Alta yang mendengar itu seakan merasakan sesuatu yang buruk. Keringat dingin menyertai rasa cemasnya. Ia menatap sekitar dan ternyata tidak ada seorang pun di sepanjang lorong kelas. Langsung saja jantung Alta bekerja lebih ekstra. Dia segera berlari ke sumber suara.

"Argh! Semoga firasatku salah." Alta berlari dengan cepat untuk melihat apa yang terjatuh. Bunyinya seperti dijatuhkan dari balkon samping yang menghadap gedung kelas terbengkalai. Ini bisa saja menjadi kemungkinan terburuk karena balkon itu jarang dihampiri siswa.

Sesampainya di sana Alta tidak menemukan tanda keanehan. Langsung saja kepalanya segera menengok ke bawah melihat benda apakah yang terjatuh. Gadis itu membelalakan matanya saat melihat benda yang jatuh tersebut.

"AAARGH!" Teriak Alta begitu kencang melihat apa yang baru saja terjadi.

Ini benar-benar mimpi buruk yang nyata.
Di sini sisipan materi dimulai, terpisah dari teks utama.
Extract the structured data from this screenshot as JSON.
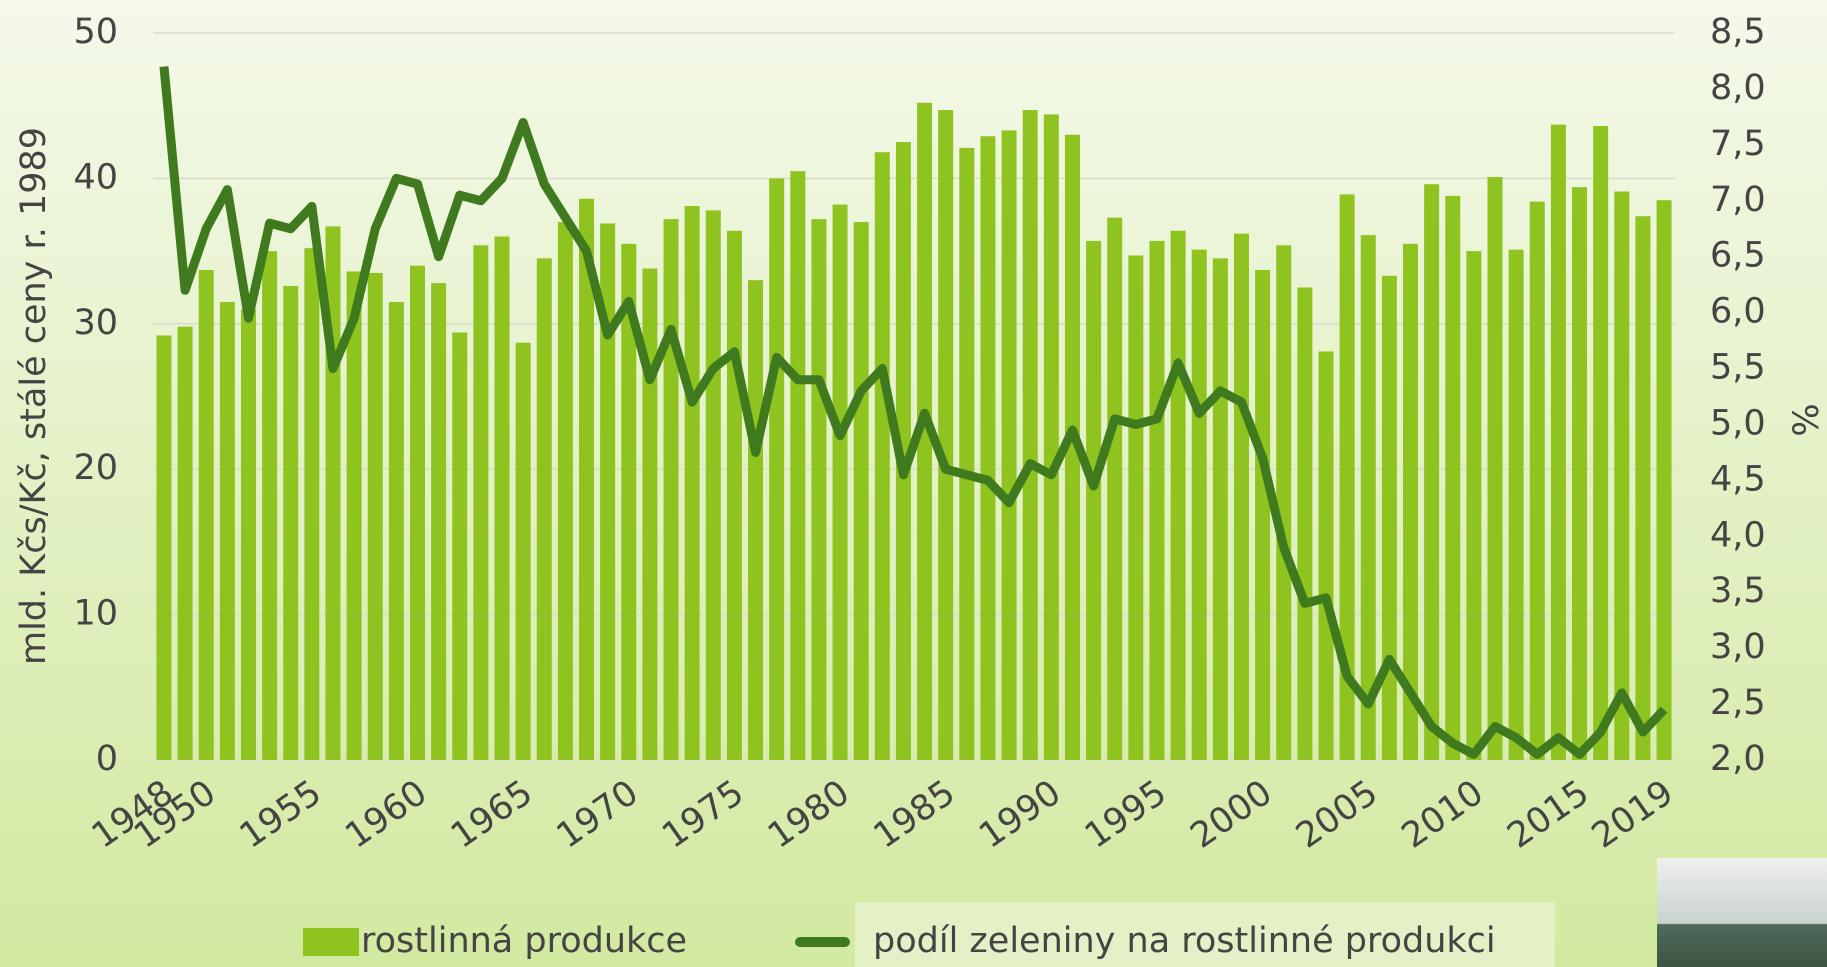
{
  "chart_data": {
    "type": "bar+line",
    "categories": [
      "1948",
      null,
      "1950",
      null,
      null,
      null,
      null,
      "1955",
      null,
      null,
      null,
      null,
      "1960",
      null,
      null,
      null,
      null,
      "1965",
      null,
      null,
      null,
      null,
      "1970",
      null,
      null,
      null,
      null,
      "1975",
      null,
      null,
      null,
      null,
      "1980",
      null,
      null,
      null,
      null,
      "1985",
      null,
      null,
      null,
      null,
      "1990",
      null,
      null,
      null,
      null,
      "1995",
      null,
      null,
      null,
      null,
      "2000",
      null,
      null,
      null,
      null,
      "2005",
      null,
      null,
      null,
      null,
      "2010",
      null,
      null,
      null,
      null,
      "2015",
      null,
      null,
      null,
      "2019"
    ],
    "series": [
      {
        "name": "rostlinná produkce",
        "type": "bar",
        "color": "#8fc31f",
        "values": [
          29.2,
          29.8,
          33.7,
          31.5,
          31.0,
          35.0,
          32.6,
          35.2,
          36.7,
          33.6,
          33.5,
          31.5,
          34.0,
          32.8,
          29.4,
          35.4,
          36.0,
          28.7,
          34.5,
          37.0,
          38.6,
          36.9,
          35.5,
          33.8,
          37.2,
          38.1,
          37.8,
          36.4,
          33.0,
          40.0,
          40.5,
          37.2,
          38.2,
          37.0,
          41.8,
          42.5,
          45.2,
          44.7,
          42.1,
          42.9,
          43.3,
          44.7,
          44.4,
          43.0,
          35.7,
          37.3,
          34.7,
          35.7,
          36.4,
          35.1,
          34.5,
          36.2,
          33.7,
          35.4,
          32.5,
          28.1,
          38.9,
          36.1,
          33.3,
          35.5,
          39.6,
          38.8,
          35.0,
          40.1,
          35.1,
          38.4,
          43.7,
          39.4,
          43.6,
          39.1,
          37.4,
          38.5
        ]
      },
      {
        "name": "podíl zeleniny na rostlinné produkci",
        "type": "line",
        "axis": "y2",
        "color": "#3f7a1e",
        "values": [
          8.2,
          6.2,
          6.75,
          7.1,
          5.95,
          6.8,
          6.75,
          6.95,
          5.5,
          5.95,
          6.75,
          7.2,
          7.15,
          6.5,
          7.05,
          7.0,
          7.2,
          7.7,
          7.15,
          6.85,
          6.55,
          5.8,
          6.1,
          5.4,
          5.85,
          5.2,
          5.5,
          5.65,
          4.75,
          5.6,
          5.4,
          5.4,
          4.9,
          5.3,
          5.5,
          4.55,
          5.1,
          4.6,
          4.55,
          4.5,
          4.3,
          4.65,
          4.55,
          4.95,
          4.45,
          5.05,
          5.0,
          5.05,
          5.55,
          5.1,
          5.3,
          5.2,
          4.7,
          3.9,
          3.4,
          3.45,
          2.75,
          2.5,
          2.9,
          2.6,
          2.3,
          2.15,
          2.05,
          2.3,
          2.2,
          2.05,
          2.2,
          2.05,
          2.25,
          2.6,
          2.25,
          2.45
        ]
      }
    ],
    "ylabel": "mld. Kčs/Kč, stálé ceny r. 1989",
    "y2label": "%",
    "ylim": [
      0,
      50
    ],
    "yticks": [
      0,
      10,
      20,
      30,
      40,
      50
    ],
    "y2lim": [
      2,
      8.5
    ],
    "y2ticks": [
      {
        "value": 2,
        "label": "2,0"
      },
      {
        "value": 2.5,
        "label": "2,5"
      },
      {
        "value": 3,
        "label": "3,0"
      },
      {
        "value": 3.5,
        "label": "3,5"
      },
      {
        "value": 4,
        "label": "4,0"
      },
      {
        "value": 4.5,
        "label": "4,5"
      },
      {
        "value": 5,
        "label": "5,0"
      },
      {
        "value": 5.5,
        "label": "5,5"
      },
      {
        "value": 6,
        "label": "6,0"
      },
      {
        "value": 6.5,
        "label": "6,5"
      },
      {
        "value": 7,
        "label": "7,0"
      },
      {
        "value": 7.5,
        "label": "7,5"
      },
      {
        "value": 8,
        "label": "8,0"
      },
      {
        "value": 8.5,
        "label": "8,5"
      }
    ],
    "grid": true,
    "legend": "bottom"
  }
}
Ternyata benda yang jatuh tersebut adalah teman sekelasnya, Hana. Yang ia lihat sekarang jauh lebih mengerikan daripada melihat hantu. Tubuh Alta gemetaran dan berkeringat dingin. Air matanya telah berkumpul di pelupuk mata. Ia menyesali karena telah bertindak terlambat.

Alta segera berlari meninggalkan balkon untuk mencari bantuan. Dalam hatinya ia sudah bertekad untuk mencari sosok aneh yang ia lihat di kelas tadi. Saat sedang berlari melewati anak tangga terdapat seseorang yang menahan tangannya.

"Ada apa? Tanya sang penahan itu yang tak lain adalah Albian.

Alta mencoba menetralkan debaran jantungnya yang bekerja ekstra. "HA-Hana terjatuh dari balkon lantai 3."

"Ayo cepat pergi." Tanpa menunggu lama Albi segera menarik Alta.

Sesampainya di sana mereka disuguhkan pemandangan yang mengerikan. Posisi jatuhnya adalah terlentang dengan kepala yang tak lagi utuh. Dengan sigap Albi menutup mata Alta dan membalikkan badannya.

"Kau tidak seharusnya melihat itu. Sebaiknya kita cari bantuan orang deawasa." Ujar Albi lalu memapah Alta kembali ke kelas.